Antoine de Caunes, guide infatigable, vous propose cette fois encore de pousser les portes de la perception et de partir à la découverte d'un pays enchanté ; d'autant plus enchanté que ce monde-là est rempli de belles princesses, de non moins beaux princes et d'un magicien élastique... qui fait...

D'un certain point de vue, c'est un documentaire qui passe tout seul, qui ne se prend pas au sérieux pour nous présenter un pays et sa culture à grand renfort de pitreries, de montage dynamique et de blagues potaches. Le problème, c'est que l'on pourrait tourner presque exactement le même documentaire, enlever Antoine De Caunes, changer la mise en scène et mettre une narration plus sérieuse, et ça deviendrait aussi glaçant que The Act Of Killing.

Les idoles de K-pop hypersexualisées mais forcément célibataires et vierges pour pouvoir faire rêver leurs fans ; l'androgynie nécessaire mais l'homosexualité interdite de leurs homologues masculins ; la chirurgie esthétique comme pratique courante des coréennes (les yeux débridés, c'est un minimum) ; le carcan conservateur qui étouffe tellement l'éducation à la sexualité que les jeunes mariés doivent aller dans des parcs du sexe pour s'informer ; la puissance douce des industries musicales et publicitaires qui envahissent l'espace mental des jeunes coréen-ne-s ; la déperdition des activités traditionnelles qui sont remplacées par du rien (mais très flashy)... A côté de ça, les animaux mangés vivants, c'est presque pas gerbant. Presque.

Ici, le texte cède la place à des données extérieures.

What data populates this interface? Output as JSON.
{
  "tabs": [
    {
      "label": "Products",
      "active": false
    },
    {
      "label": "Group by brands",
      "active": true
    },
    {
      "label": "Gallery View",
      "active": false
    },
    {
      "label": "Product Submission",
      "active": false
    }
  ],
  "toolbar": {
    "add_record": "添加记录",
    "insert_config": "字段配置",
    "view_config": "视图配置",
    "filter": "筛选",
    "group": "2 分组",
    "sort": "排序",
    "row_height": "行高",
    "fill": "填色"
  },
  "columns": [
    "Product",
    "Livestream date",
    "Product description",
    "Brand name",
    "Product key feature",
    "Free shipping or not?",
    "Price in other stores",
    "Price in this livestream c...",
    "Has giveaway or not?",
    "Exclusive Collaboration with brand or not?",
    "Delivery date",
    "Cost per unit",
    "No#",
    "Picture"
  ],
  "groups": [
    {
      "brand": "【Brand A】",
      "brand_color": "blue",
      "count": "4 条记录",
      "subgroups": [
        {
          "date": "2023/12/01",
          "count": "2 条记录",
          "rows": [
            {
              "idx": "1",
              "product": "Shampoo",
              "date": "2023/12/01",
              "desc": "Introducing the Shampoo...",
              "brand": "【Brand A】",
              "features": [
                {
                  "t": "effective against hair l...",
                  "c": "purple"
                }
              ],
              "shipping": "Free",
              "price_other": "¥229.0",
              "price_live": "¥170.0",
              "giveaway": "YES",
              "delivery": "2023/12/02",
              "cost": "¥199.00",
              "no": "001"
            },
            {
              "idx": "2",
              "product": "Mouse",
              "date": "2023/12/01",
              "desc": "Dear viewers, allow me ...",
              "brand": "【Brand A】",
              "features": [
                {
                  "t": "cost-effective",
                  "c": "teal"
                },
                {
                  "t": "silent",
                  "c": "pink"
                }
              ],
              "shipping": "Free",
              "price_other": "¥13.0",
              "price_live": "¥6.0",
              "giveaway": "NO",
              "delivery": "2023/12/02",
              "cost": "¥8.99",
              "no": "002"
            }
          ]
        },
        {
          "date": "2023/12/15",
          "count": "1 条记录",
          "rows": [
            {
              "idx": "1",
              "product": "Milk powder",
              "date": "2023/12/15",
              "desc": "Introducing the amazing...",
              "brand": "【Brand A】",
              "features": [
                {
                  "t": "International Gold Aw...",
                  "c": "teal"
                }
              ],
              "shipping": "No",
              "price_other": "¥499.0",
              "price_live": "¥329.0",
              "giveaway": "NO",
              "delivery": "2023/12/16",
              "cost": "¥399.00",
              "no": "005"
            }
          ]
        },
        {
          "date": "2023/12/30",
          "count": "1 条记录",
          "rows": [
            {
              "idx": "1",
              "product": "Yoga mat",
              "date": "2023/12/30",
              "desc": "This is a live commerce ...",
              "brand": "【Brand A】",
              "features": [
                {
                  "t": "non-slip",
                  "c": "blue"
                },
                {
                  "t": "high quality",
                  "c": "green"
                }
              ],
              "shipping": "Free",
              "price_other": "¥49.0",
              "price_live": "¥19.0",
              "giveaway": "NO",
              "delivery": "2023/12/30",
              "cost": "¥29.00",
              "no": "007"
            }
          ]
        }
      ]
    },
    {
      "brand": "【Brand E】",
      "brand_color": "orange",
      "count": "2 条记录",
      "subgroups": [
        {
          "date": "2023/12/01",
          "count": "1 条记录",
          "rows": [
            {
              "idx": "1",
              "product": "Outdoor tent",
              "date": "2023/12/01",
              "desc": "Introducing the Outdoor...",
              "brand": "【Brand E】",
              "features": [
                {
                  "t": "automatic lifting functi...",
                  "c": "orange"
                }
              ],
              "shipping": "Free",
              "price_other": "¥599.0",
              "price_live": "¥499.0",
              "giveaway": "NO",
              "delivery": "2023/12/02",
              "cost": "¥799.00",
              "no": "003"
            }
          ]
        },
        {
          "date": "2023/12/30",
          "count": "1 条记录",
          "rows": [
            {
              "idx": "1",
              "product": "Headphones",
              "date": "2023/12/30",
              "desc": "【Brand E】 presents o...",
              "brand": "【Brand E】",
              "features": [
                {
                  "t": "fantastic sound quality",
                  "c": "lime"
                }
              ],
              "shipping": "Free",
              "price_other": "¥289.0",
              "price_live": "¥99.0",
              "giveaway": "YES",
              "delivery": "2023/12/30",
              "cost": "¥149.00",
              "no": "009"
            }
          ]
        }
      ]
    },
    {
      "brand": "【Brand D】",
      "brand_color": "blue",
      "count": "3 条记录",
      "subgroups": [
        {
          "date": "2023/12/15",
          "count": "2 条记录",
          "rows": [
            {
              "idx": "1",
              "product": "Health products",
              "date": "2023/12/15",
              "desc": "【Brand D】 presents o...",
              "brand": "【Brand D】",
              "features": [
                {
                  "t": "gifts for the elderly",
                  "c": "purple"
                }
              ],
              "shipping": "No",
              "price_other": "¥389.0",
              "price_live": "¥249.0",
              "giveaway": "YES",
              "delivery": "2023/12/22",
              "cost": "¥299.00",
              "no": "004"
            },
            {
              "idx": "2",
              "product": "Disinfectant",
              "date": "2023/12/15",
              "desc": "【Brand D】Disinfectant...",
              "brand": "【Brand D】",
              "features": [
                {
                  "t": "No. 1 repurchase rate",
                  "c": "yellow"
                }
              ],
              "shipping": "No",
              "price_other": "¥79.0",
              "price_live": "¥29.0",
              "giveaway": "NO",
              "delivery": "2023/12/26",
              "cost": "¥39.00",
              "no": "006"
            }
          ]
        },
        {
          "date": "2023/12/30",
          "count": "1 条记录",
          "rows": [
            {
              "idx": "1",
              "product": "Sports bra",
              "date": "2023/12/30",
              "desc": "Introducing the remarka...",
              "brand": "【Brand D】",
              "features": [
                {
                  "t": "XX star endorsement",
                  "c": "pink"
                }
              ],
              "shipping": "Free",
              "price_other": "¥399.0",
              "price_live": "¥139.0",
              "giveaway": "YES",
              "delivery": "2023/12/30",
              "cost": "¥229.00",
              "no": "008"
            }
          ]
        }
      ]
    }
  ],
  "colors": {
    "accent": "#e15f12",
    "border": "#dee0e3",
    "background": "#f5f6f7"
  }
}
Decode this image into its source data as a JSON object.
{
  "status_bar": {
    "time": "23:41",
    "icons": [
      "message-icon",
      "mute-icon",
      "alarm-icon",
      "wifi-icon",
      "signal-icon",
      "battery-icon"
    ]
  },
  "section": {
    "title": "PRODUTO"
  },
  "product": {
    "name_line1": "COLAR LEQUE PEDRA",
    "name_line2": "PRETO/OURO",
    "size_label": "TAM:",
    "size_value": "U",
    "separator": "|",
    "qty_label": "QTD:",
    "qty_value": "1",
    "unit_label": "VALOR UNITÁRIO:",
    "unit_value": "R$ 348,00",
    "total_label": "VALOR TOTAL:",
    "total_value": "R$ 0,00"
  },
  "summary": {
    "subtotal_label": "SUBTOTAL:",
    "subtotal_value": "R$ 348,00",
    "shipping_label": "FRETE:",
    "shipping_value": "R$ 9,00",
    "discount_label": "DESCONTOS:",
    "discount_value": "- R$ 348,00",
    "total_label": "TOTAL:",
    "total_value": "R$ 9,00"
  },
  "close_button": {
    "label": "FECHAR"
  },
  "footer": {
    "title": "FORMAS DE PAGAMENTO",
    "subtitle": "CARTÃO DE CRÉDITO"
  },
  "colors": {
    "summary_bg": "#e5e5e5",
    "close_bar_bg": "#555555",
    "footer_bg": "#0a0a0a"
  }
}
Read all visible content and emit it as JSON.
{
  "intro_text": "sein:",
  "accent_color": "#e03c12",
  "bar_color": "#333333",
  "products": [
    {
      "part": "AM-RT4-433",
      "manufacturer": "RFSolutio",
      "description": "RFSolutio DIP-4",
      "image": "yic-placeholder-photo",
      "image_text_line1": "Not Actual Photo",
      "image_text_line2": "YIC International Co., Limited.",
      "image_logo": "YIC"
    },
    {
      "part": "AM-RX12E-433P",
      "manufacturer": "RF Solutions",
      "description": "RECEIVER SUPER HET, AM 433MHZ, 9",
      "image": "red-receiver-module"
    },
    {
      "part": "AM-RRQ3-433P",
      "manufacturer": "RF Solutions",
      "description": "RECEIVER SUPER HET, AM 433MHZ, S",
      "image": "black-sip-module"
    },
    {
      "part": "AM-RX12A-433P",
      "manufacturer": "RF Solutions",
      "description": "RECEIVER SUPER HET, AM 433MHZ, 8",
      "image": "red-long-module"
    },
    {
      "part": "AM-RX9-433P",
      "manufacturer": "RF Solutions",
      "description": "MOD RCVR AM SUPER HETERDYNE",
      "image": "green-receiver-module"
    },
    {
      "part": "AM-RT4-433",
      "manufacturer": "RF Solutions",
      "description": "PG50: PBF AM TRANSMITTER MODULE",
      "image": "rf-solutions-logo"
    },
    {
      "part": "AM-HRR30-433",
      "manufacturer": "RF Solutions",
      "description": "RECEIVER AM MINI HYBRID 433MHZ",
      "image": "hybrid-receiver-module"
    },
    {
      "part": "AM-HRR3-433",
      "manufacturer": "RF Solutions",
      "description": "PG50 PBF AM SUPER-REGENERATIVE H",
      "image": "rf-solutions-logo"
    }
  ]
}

En résumé, en termes de modèle de société, la Corée du Sud, c'est l'Occident sous stéroïdes. C'est magnifique à quel point le capitalisme consumériste et le conservatisme culturel arrivent à s'entendre en envoyant des signaux totalement contradictoires aux malheureux qui les écoutent et en leur remplissant la tête de vide et d'apparence.

Je suis partagé sur l'objet film, car si d'un côté, on sent une volonté de dénoncer un peu tout ça avec quelques remarques bien senties, d'un autre, le montage est si funky pop, et on passe d'un sujet à l'autre avec si peu d'état d'âme, que l'on a envie de dire à Antoine De Caunes de prendre des cours de sciences politiques et sociales.

Bref, maintenant je crois que je déteste la Corée, je pense pas que c'était le but.

PS : je fais l'impasse sur la Corée du Nord.